Bruno Adjovignon FAÏHOUN (B.A.F) et ses « Dix boules d’akassa ne me suffisent pas »

Bruno Adjovignon FAÏHOUN est double Lauréat du Grand Prix FELIPA (Parakou) et du Prix MILA du Livre Francophone (Côte d’Ivoire) avec son premier roman « Dix boules d’Akassa ne me suffisent pas« . Il a bien voulu répoondre aux questions de Chrys Amegan.

 

BL : Cher Bruno Adjovignon FAÏHOUN,  dans votre roman Dix boules d’akasa ne me suffisent pas, vous racontez presque tout le parcours de Pénélope à la deuxième personne du singulier. Pourquoi avoir opté pour ce même procédé que Butor dans La Modification, Perec dans Un homme qui dort ou Mabanckou dans Le commerce d’un allongé ? Qu’est-ce que ce tutoiement narratif vous permettait de faire (ou vous interdisait) que la troisième personne n’aurait pas permis ?

B.A.F : Sur la liste non exhaustive des auteurs et des ouvrages cités dans votre question, je peux inscrire Les Fantômes du Brésil de notre compatriote Florent COUAO-ZOTTI dans lequel le tutoiement narratif est aussi utilisé. Mais vous conviendrez avec moi que ce procédé narratif est plutôt rare en littérature. Et comme nous le savons, la rareté crée de la valeur. J’ai donc choisi ce « tu » pour porter le récit en raison, d’abord, de la rareté du procédé. En m’écartant des traditionnels « il » et « je », je donne à lire au lecteur un récit comme il en lit rarement, ce qui, à mon avis, peut accroitre l’intérêt et la valeur qu’il accorde à mon roman. Ensuite, par le recours au « tu », je visais à créer entre le lecteur et le livre, une plus grande intimité que ce qui se fait habituellement. C’est une manière d’interpeler directement la conscience du lecteur, de l’associer plus intimement, de le questionner et de le bouleverser.

BL : Votre roman est découpé en vingt-quatre « Mèmes » plutôt qu’en chapitres classiques. Un choix qui fait du langage des réseaux sociaux la grammaire même du livre. Monsieur Bruno Adjovignon FAÏHOUN, est-ce une manière de dire que le roman lui-même devient, malgré vous, un objet viral parmi d’autres ou il s’agit d’une critique de cette viralité, prise à son propre piège ?

B.A.F : Je mentirais si je vous disais qu’en écrivant le roman, j’ambitionnais de le voir remporter tout le succès qu’il connait aujourd’hui. Ce serait même un peu présomptueux de ma part de dire que j’ai découpé le roman en mèmes pour le voir devenir viral une fois publié. J’ai fait plutôt ce découpage atypique pour rester collé à l’univers des réseaux sociaux dans lequel est campée l’intrigue du roman. Quand on regarde le parcours de Pénélope, on se rend compte que l’essentiel des événements l’ayant jalonné s’est déroulé sur les réseaux sociaux.
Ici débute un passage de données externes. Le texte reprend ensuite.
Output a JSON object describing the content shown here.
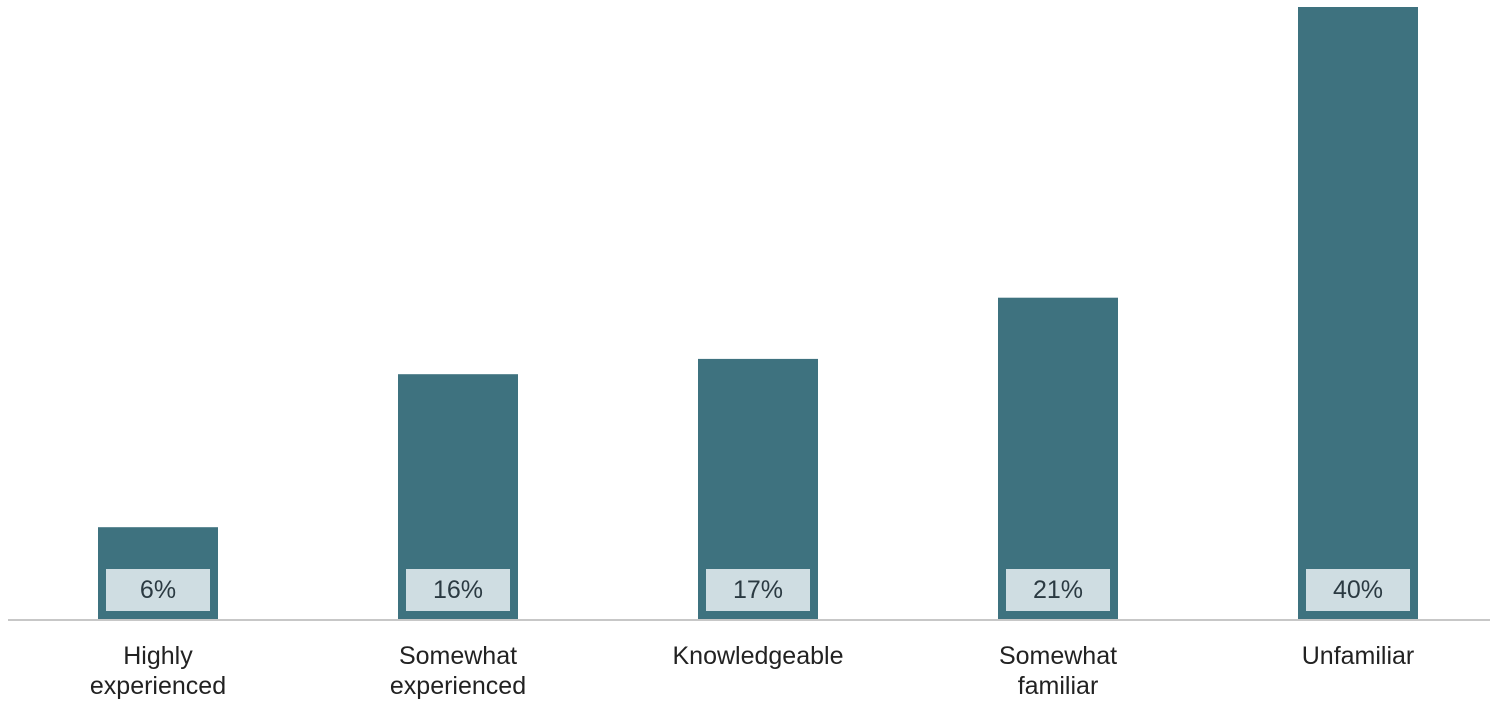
{
  "colors": {
    "bar": "#3e727f",
    "label_box": "#cfdde2",
    "axis_line": "#c7c7c7"
  },
  "chart_data": {
    "type": "bar",
    "categories": [
      [
        "Highly",
        "experienced"
      ],
      [
        "Somewhat",
        "experienced"
      ],
      [
        "Knowledgeable"
      ],
      [
        "Somewhat",
        "familiar"
      ],
      [
        "Unfamiliar"
      ]
    ],
    "values": [
      6,
      16,
      17,
      21,
      40
    ],
    "value_labels": [
      "6%",
      "16%",
      "17%",
      "21%",
      "40%"
    ],
    "unit": "%",
    "ylim": [
      0,
      40
    ],
    "grid": false,
    "legend": "none"
  }
}
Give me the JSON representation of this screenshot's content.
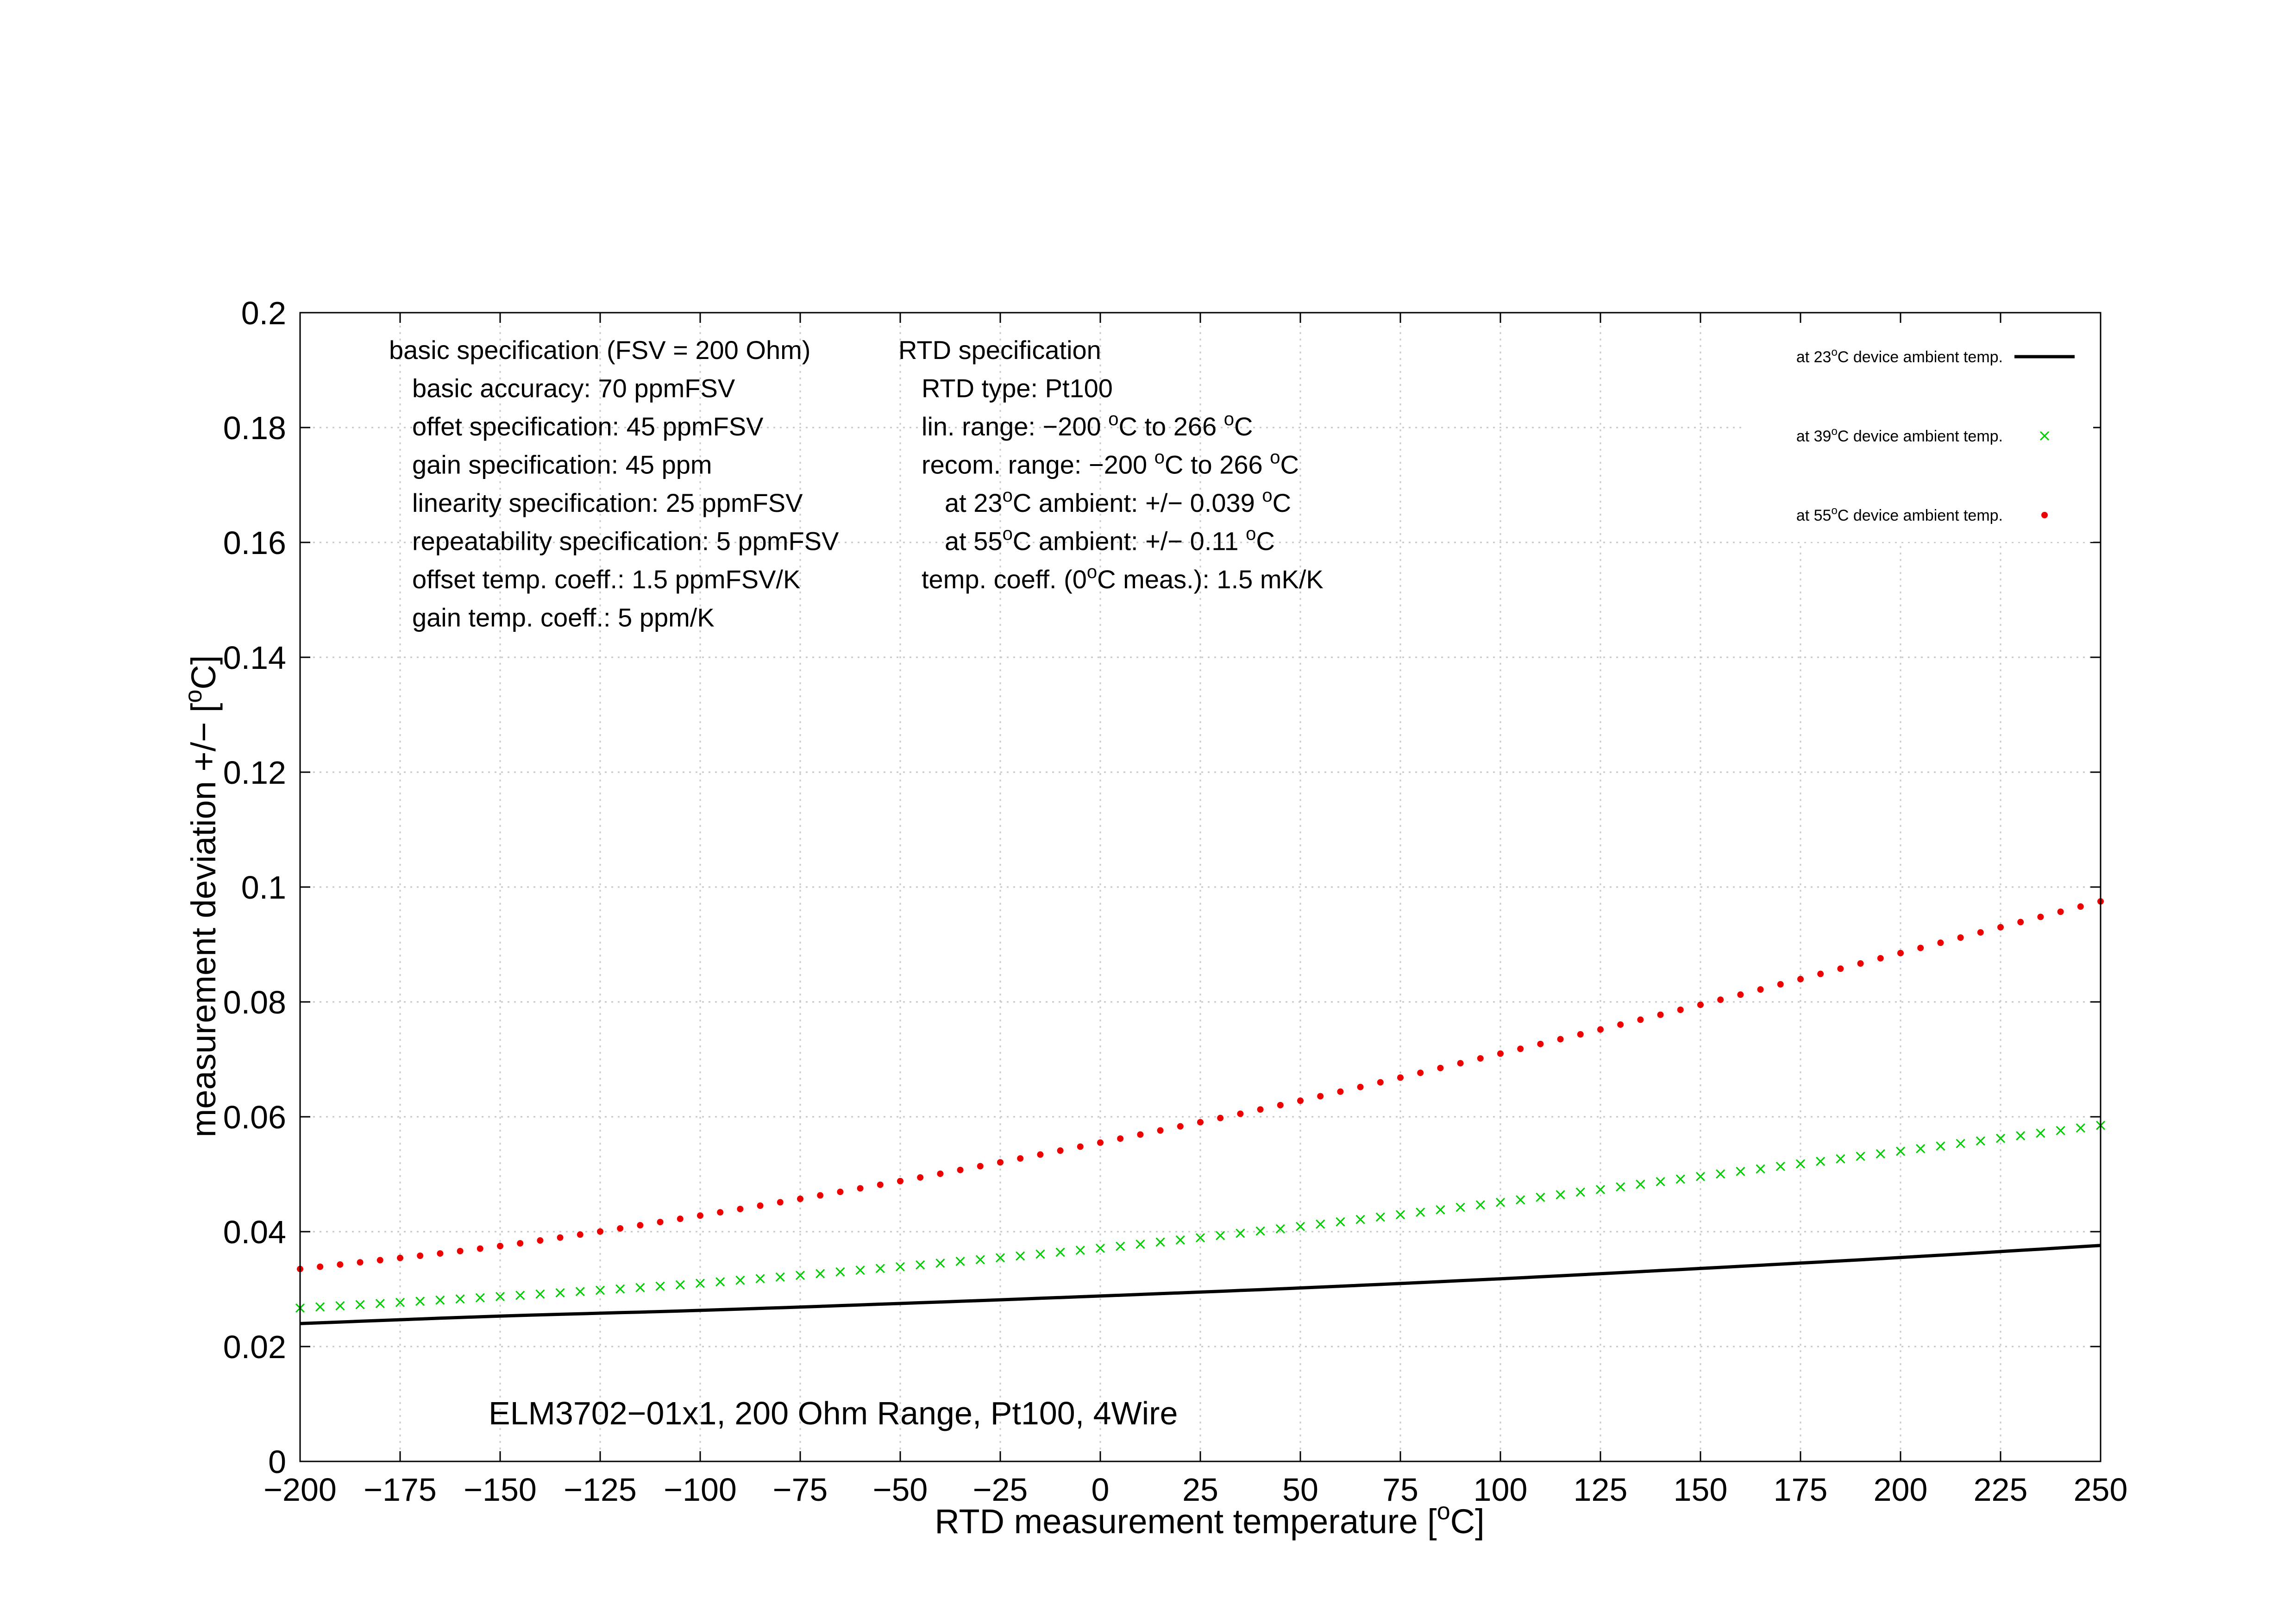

Les faits marquants de sa vie sont devenus, les uns à la suite des autres, tous viraux, y compris la mise en bière de son cadavre. Il fallait donc que, pour chapitrer le roman, je m’inscrive dans le champ sémantique d’internet, berceau et univers de prédilection du récit. Ce qui, en revanche, peut être considérée comme une critique de la viralité, c’est tout le roman. C’est un fait que qui cherche à trop vivre sous la lumière des projecteurs finit souvent par payer le prix de sa trop grande exposition. Cette réalité, la vie des influenceurs et d’autres célébrités des réseaux sociaux nous la démontre à suffisance.
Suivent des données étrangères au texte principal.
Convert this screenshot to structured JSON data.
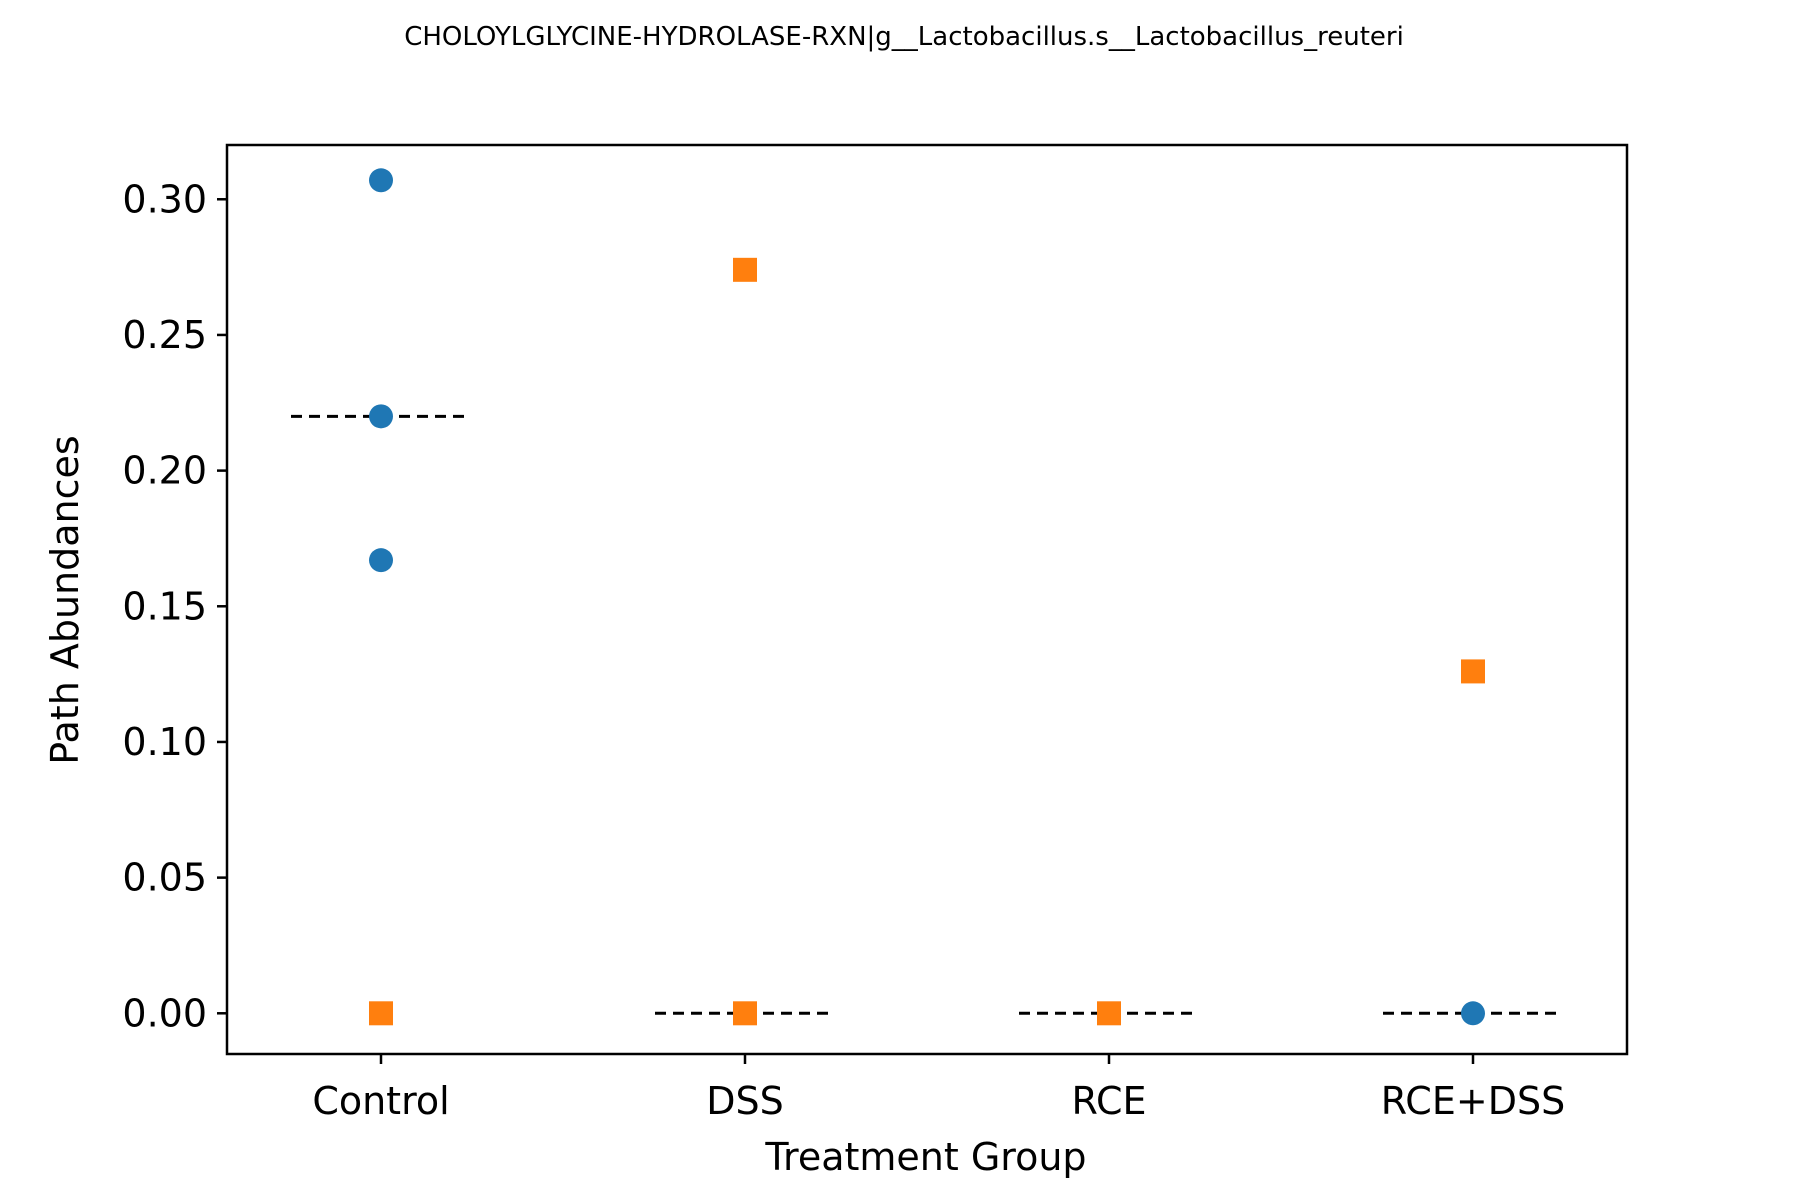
{
  "chart_data": {
    "type": "scatter",
    "title": "CHOLOYLGLYCINE-HYDROLASE-RXN|g__Lactobacillus.s__Lactobacillus_reuteri",
    "xlabel": "Treatment Group",
    "ylabel": "Path Abundances",
    "categories": [
      "Control",
      "DSS",
      "RCE",
      "RCE+DSS"
    ],
    "y_ticks": [
      "0.00",
      "0.05",
      "0.10",
      "0.15",
      "0.20",
      "0.25",
      "0.30"
    ],
    "ylim": [
      -0.015,
      0.32
    ],
    "grid": false,
    "legend": "none",
    "series": [
      {
        "marker": "circle",
        "color": "#1f77b4",
        "points": [
          {
            "x": "Control",
            "y": 0.307
          },
          {
            "x": "Control",
            "y": 0.22
          },
          {
            "x": "Control",
            "y": 0.167
          },
          {
            "x": "RCE+DSS",
            "y": 0.0
          }
        ]
      },
      {
        "marker": "square",
        "color": "#ff7f0e",
        "points": [
          {
            "x": "Control",
            "y": 0.0
          },
          {
            "x": "DSS",
            "y": 0.274
          },
          {
            "x": "DSS",
            "y": 0.0
          },
          {
            "x": "RCE",
            "y": 0.0
          },
          {
            "x": "RCE+DSS",
            "y": 0.126
          }
        ]
      }
    ],
    "medians": [
      {
        "x": "Control",
        "y": 0.22
      },
      {
        "x": "DSS",
        "y": 0.0
      },
      {
        "x": "RCE",
        "y": 0.0
      },
      {
        "x": "RCE+DSS",
        "y": 0.0
      }
    ]
  }
}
BL : Est-ce que le roman, monsieur Bruno Adjovignon FAÏHOUN, soutient la thèse que la liberté individuelle absolue hors de tout lien est structurellement impossible ? parce que quand on suit le parcours de Pénélope, on voit que d’un père tyrannique à Divarine, puis à Parfait, puis au « salon de Dubaï », Pénélope croit à chaque étape gagner en autonomie et se retrouve, à chaque fois, sous une nouvelle forme de contrôle.
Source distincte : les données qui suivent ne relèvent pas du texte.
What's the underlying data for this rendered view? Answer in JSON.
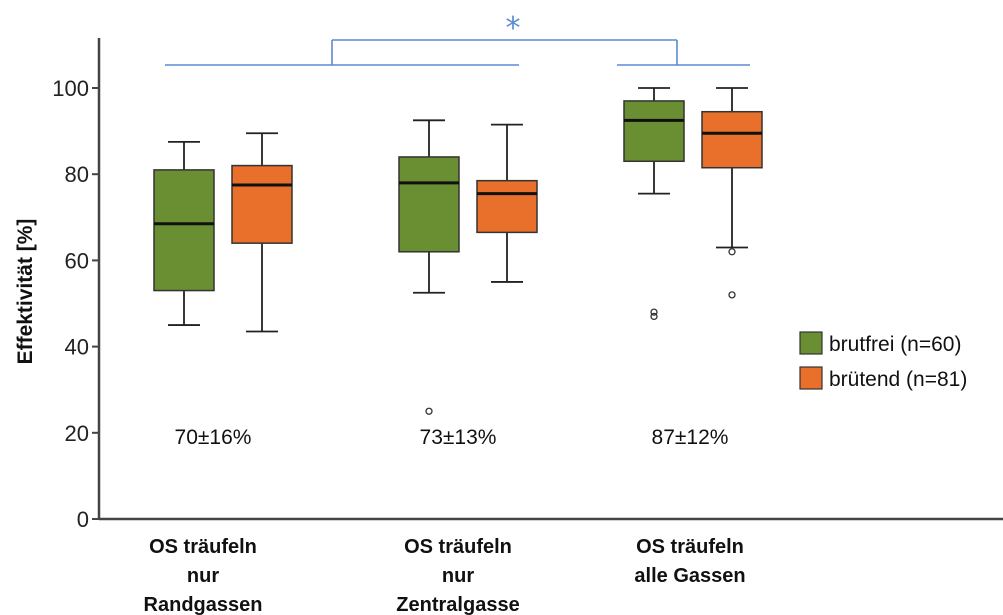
{
  "chart_data": {
    "type": "boxplot",
    "ylabel": "Effektivität [%]",
    "ylim": [
      0,
      100
    ],
    "yticks": [
      "0",
      "20",
      "40",
      "60",
      "80",
      "100"
    ],
    "categories": [
      [
        "OS träufeln",
        "nur",
        "Randgassen"
      ],
      [
        "OS träufeln",
        "nur",
        "Zentralgasse"
      ],
      [
        "OS träufeln",
        "alle Gassen"
      ]
    ],
    "series": [
      {
        "name": "brutfrei (n=60)",
        "color": "#6a8f33",
        "boxes": [
          {
            "whisker_low": 45,
            "q1": 53,
            "median": 68.5,
            "q3": 81,
            "whisker_high": 87.5,
            "outliers": []
          },
          {
            "whisker_low": 52.5,
            "q1": 62,
            "median": 78,
            "q3": 84,
            "whisker_high": 92.5,
            "outliers": [
              25
            ]
          },
          {
            "whisker_low": 75.5,
            "q1": 83,
            "median": 92.5,
            "q3": 97,
            "whisker_high": 100,
            "outliers": [
              47,
              48
            ]
          }
        ]
      },
      {
        "name": "brütend (n=81)",
        "color": "#e8702a",
        "boxes": [
          {
            "whisker_low": 43.5,
            "q1": 64,
            "median": 77.5,
            "q3": 82,
            "whisker_high": 89.5,
            "outliers": []
          },
          {
            "whisker_low": 55,
            "q1": 66.5,
            "median": 75.5,
            "q3": 78.5,
            "whisker_high": 91.5,
            "outliers": []
          },
          {
            "whisker_low": 63,
            "q1": 81.5,
            "median": 89.5,
            "q3": 94.5,
            "whisker_high": 100,
            "outliers": [
              52,
              62
            ]
          }
        ]
      }
    ],
    "annotations": [
      "70±16%",
      "73±13%",
      "87±12%"
    ],
    "significance": {
      "label": "*",
      "color": "#5b8bd4"
    },
    "legend_position": "right",
    "grid": false
  }
}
B.A.F : Se croire libre est l’une des douces illusions dont aiment se bercer les humains. L’illusion de liberté et surtout d’une liberté absolue vient du fait que nous sommes inconscients, la plupart du temps, des causes réelles qui nous déterminent dans nos actions. Chaque jour, nous pensons faire des choix autonomes, uniquement voulus par la puissance de notre libre arbitre sans comprendre qu’il y a une multitude de déterminismes qui orientent nos choix. La vie de Pénélope illustre parfaitement cette vérité sur la liberté humaine. En quittant le domicile parental où sévit son tyrannique père, elle voulait bâtir une vie dans laquelle elle serait l’ultime maitresse de ses décisions. Elle voulait vivre sans dépendre de personne, briser les liens des conditionnements familial et religieux qui l’empêchaient d’être elle-même. Mais très vite, elle comprend, dans ses rapports avec Divarine, qu’elle ne s’est débarrassée d’un maitre que pour s’en trouver un autre. Il en va ainsi de la vie de tous les humains. Par exemple, un homme pauvre assujetti au fardeau de ses besoins inassouvis se bat pour améliorer sa condition en amassant les biens matériels. Mais une fois cet objectif atteint, il se rend compte, pour peu qu’il veuille bien réfléchir sur sa nouvelle condition, qu’il est, en fait, devenu l’esclave de ses possessions. La liberté est un mythe. Face à elle se dressent les déterminismes social, familial, culturel, psychique, économique, etc. C’est pourquoi la meilleure manière d’être libre est de prendre conscience des déterminismes qui se présentent sur le chemin de nos aspirations et de savoir les utiliser intelligemment à notre avantage.  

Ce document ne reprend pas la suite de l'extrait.